Mein Leben
Eigentlich wollte ich heute gar nicht kommen. Ich habe mich über mich so geärgert, dass ich mich habe sitzen lassen und bin gegangen. Unterwegs habe ich mich angerufen, aber da war ich nicht mehr da.
Als ich vor 30 Jahren geboren wurde, war ich noch sehr jung. Meine Eltern waren gerade nicht da, sie waren auf dem Felde Kartoffeln holen. Es war zwar nicht unser Feld, aber wir holen dort immer unsere Kartoffeln. Jetzt ist mein Vater im Gefängnis; wegen seines Glaubens; er glaubte immer, keine Miete bezahlen zu müssen.
Ich war nicht alle Kinder, die wir hatten. Wir waren zu Hause 20 Kinder und zwar 10 Jungen, 9 Mädchen und ein Blindgänger. Wir schliefen alle in einem Zimmer und in einem Bett – mit Gasmasken. Das Handtuch stand hinter der Tür. Da wir nur ein Bett besaßen, war es mit dem Schlafen meist sehr schwierig. Das erste Kind wurde ins Bett gelegt.

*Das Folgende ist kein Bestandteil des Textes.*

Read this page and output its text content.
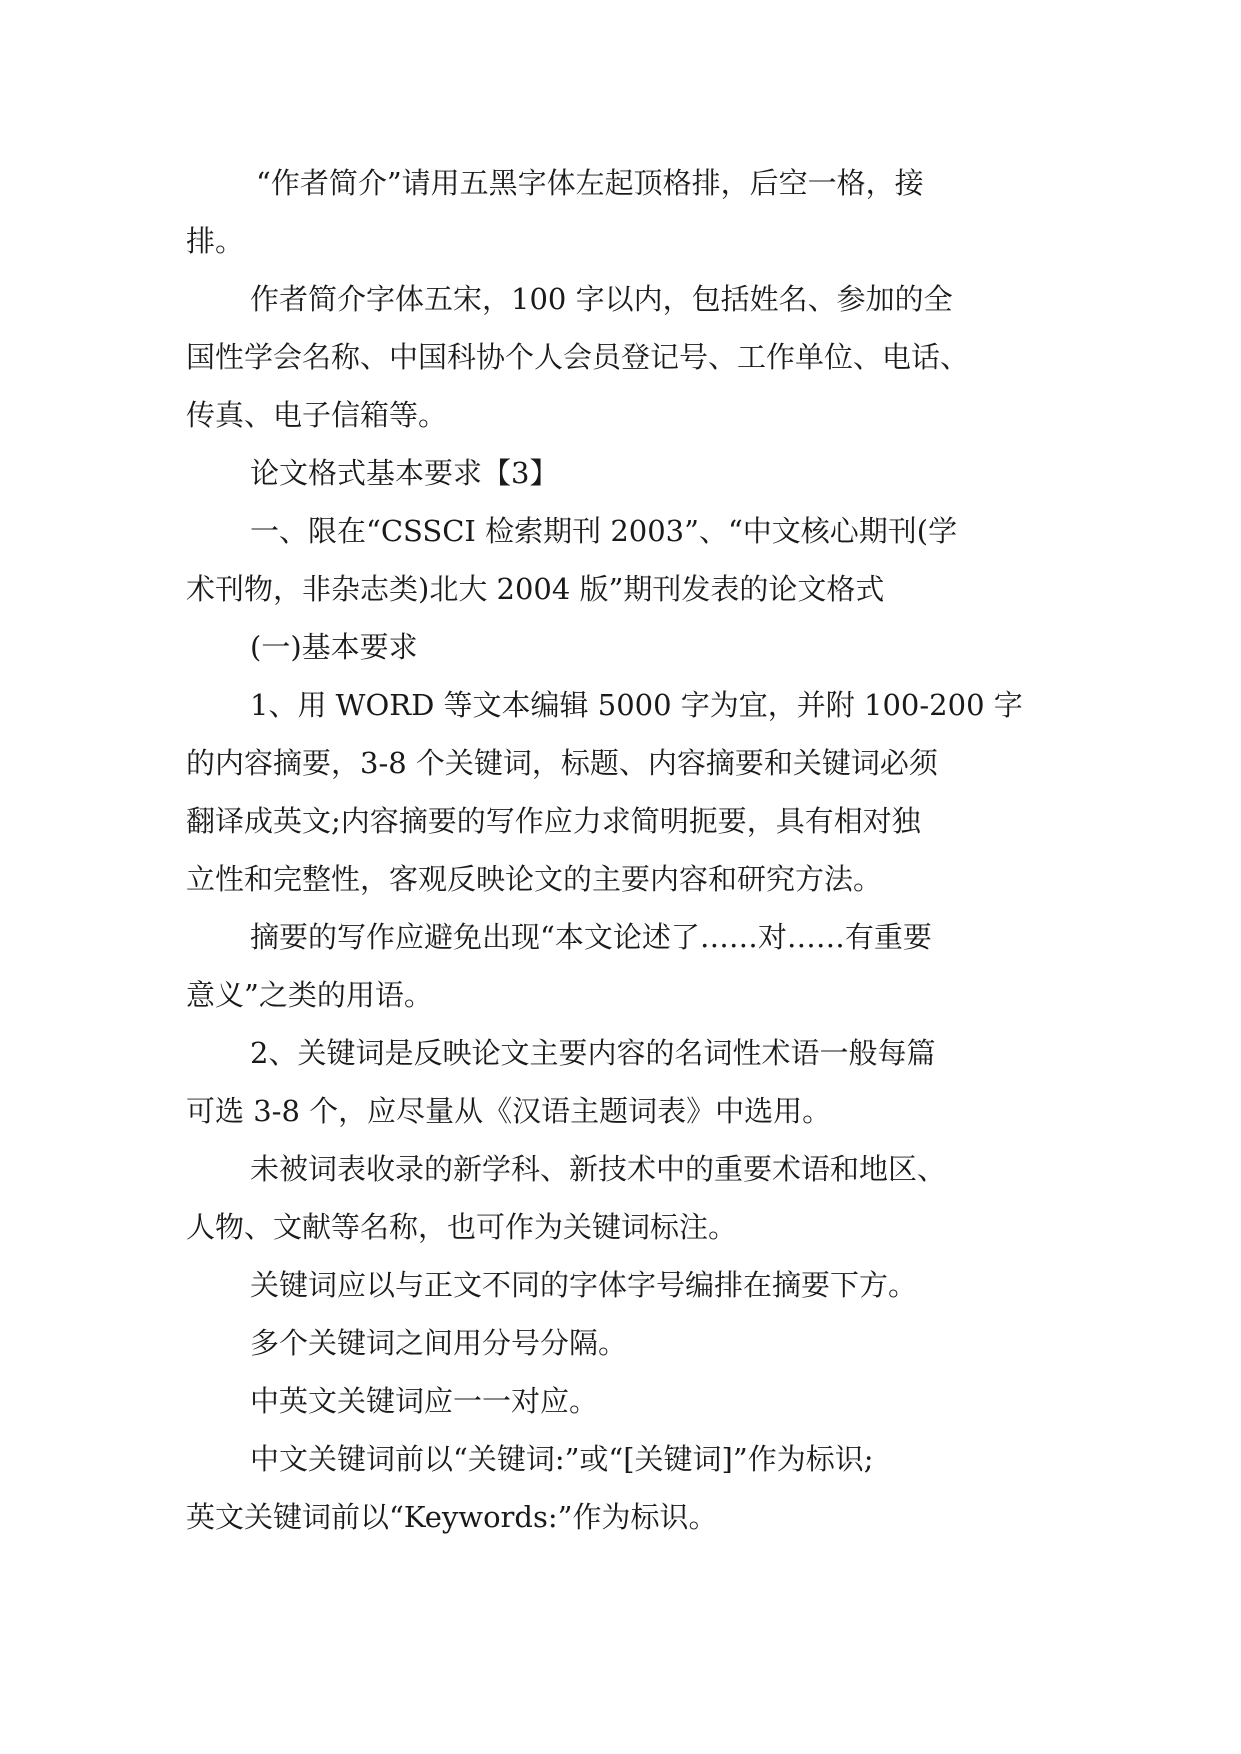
“作者简介”请用五黑字体左起顶格排，后空一格，接
排。

作者简介字体五宋，100 字以内，包括姓名、参加的全
国性学会名称、中国科协个人会员登记号、工作单位、电话、
传真、电子信箱等。

论文格式基本要求【3】

一、限在“CSSCI 检索期刊 2003”、“中文核心期刊(学
术刊物，非杂志类)北大 2004 版”期刊发表的论文格式

(一)基本要求

1、用 WORD 等文本编辑 5000 字为宜，并附 100-200 字
的内容摘要，3-8 个关键词，标题、内容摘要和关键词必须
翻译成英文;内容摘要的写作应力求简明扼要，具有相对独
立性和完整性，客观反映论文的主要内容和研究方法。

摘要的写作应避免出现“本文论述了……对……有重要
意义”之类的用语。

2、关键词是反映论文主要内容的名词性术语一般每篇
可选 3-8 个，应尽量从《汉语主题词表》中选用。

未被词表收录的新学科、新技术中的重要术语和地区、
人物、文献等名称，也可作为关键词标注。

关键词应以与正文不同的字体字号编排在摘要下方。

多个关键词之间用分号分隔。

中英文关键词应一一对应。

中文关键词前以“关键词:”或“[关键词]”作为标识;
英文关键词前以“Keywords:”作为标识。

Wenn es eingeschlafen war, wurde es wieder herausgenommen und an die Wand gestellt. Ich bin mal 10 Tage stehen geblieben und es ist gar nicht aufgefallen.
Wir waren eine sehr musikalische Familie. Meine Mutter nähte auf einer „Singer Nähmaschine“. Mein Vater war Pianoträger bei den Transportbetrieben und sitzt jetzt in Sing-Sing. Einer meiner Brüder war Sänger. Er sank immer tiefer und tiefer und brummt jetzt schon 3 Jahre. Am musikalischsten war meine Schwester. Sie ging schon bei der Geburt flöten. Wir waren auch eine sehr intelligente Familie. Einer meiner Brüder ist auf der Uni in Heidelberg. Er steht in Spiritus, weil er zwei Köpfe hat. Ein anderer Bruder ist Verwandlungskünstier. Er geht mit einem alten Mantel ins Cafä und kommt mit einem neuen wieder heraus. Wiederum ein anderer Bruder ist Klempner. Was er am Tage klemmt, wird am Abend verlötet, d.h. versoffen. Wir Jungen hießen alle Emil, bis auf Fritz, der hieß Paul. Meine Schwestern waren alle sehr dünn, die eine musste immer zweimal ins Zimmer kommen, damit man sie überhaupt sah. Eine hatte jetzt Zwillinge bekommen, die sahen sich sehr ähnlich.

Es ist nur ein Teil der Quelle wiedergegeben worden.